Perancis meluncurkan serangan udara ke sejumlah tempat di sekitar Kidal dan Tessalit, Mali timur laut. Setidaknya 30 pesawat udara terlibat misi serangan udara itu. Sementara pasukan Mali menyisir di darat, dan itu dilakukan hingga Senin.
Kidal adalah benteng terakhir kelompok militan yang telah menduduki wilayah gurun utara Mali itu selama 10 bulan ketika pasukan Perancis memulai intervensi militernya di Mali, 11 Januari lalu. Tessalit diyakini menjadi lokasi penahanan tujuh warga Perancis yang diculik kelompok milisi.
Juru bicara militer Perancis, Kolonel Thierry Burkhard, mengatakan, jet-jet tempur, pesawat mata-mata, dan pesawat pengisi bahan bakar terlibat dalam operasi besar tengah malam di daerah Tessalit di sebelah utara Kidal itu. Targetnya adalah pusat pelatihan, gudang senjata, dan depot bahan bakar.

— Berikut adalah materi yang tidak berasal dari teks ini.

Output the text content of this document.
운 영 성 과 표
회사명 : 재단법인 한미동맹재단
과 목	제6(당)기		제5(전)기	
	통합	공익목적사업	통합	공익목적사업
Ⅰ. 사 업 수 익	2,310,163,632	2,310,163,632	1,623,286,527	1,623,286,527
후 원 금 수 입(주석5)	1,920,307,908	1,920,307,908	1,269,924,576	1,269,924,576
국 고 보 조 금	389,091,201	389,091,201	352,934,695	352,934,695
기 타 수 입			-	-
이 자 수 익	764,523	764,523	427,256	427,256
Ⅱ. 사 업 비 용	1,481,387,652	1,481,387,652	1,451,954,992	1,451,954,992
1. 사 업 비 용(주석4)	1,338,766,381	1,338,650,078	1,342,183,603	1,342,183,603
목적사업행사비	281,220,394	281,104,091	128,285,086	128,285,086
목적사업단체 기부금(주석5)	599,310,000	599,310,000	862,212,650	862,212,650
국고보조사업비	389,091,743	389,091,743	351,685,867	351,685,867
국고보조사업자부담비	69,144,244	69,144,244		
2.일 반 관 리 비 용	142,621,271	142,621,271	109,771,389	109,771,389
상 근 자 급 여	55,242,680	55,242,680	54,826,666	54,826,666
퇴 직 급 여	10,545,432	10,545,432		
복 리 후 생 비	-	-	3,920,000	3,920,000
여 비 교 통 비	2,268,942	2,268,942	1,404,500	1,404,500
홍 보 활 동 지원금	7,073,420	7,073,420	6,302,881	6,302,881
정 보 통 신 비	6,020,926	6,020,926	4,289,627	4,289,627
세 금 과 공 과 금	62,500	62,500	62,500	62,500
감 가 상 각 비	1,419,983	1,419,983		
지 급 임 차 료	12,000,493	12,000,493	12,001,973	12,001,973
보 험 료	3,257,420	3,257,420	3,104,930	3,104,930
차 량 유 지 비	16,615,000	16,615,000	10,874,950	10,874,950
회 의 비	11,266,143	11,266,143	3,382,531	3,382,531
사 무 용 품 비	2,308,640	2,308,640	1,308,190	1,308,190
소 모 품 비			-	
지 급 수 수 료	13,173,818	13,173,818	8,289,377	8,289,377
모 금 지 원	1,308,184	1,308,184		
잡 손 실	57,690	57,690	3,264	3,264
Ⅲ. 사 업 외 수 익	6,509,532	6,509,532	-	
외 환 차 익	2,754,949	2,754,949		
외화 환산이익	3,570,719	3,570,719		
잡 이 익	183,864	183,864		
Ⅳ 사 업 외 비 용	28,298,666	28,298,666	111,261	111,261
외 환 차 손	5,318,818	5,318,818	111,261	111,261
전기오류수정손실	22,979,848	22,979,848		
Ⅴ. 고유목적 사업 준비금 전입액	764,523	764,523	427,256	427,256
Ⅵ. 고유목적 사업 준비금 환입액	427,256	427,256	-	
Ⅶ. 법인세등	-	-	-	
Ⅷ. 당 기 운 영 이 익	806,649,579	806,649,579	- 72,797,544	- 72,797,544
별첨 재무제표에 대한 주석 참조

”Operasi udara penting ini terjadi di Kidal dan di wilayah Tessalit. Sasarannya ialah depot-depot logistik dan kamp-kamp pelatihan milisi di sekitar 20 lokasi,” kata Burkhard.
”Di sana masih ada banyak kelompok garis keras, antara lain, Gerakan untuk Persatuan dan Jihad (MUJAO) dan Ansar Dine,” katanya. Kedua kelompok ini berkaitan erat dengan jaringan teroris internasional Al Qaeda.
Serangan udara ini terjadi tiga minggu setelah Perancis memelopori intervensi militer untuk menekan milisi binaan Al Qaeda yang telah mencaplok dua pertiga wilayah Mali utara. Sejak itu pasukan Perancis telah sukses memukul mundur pemberontak dari tiga wilayah strategis di utara, yakni Gao, Kidal, dan Timbuktu.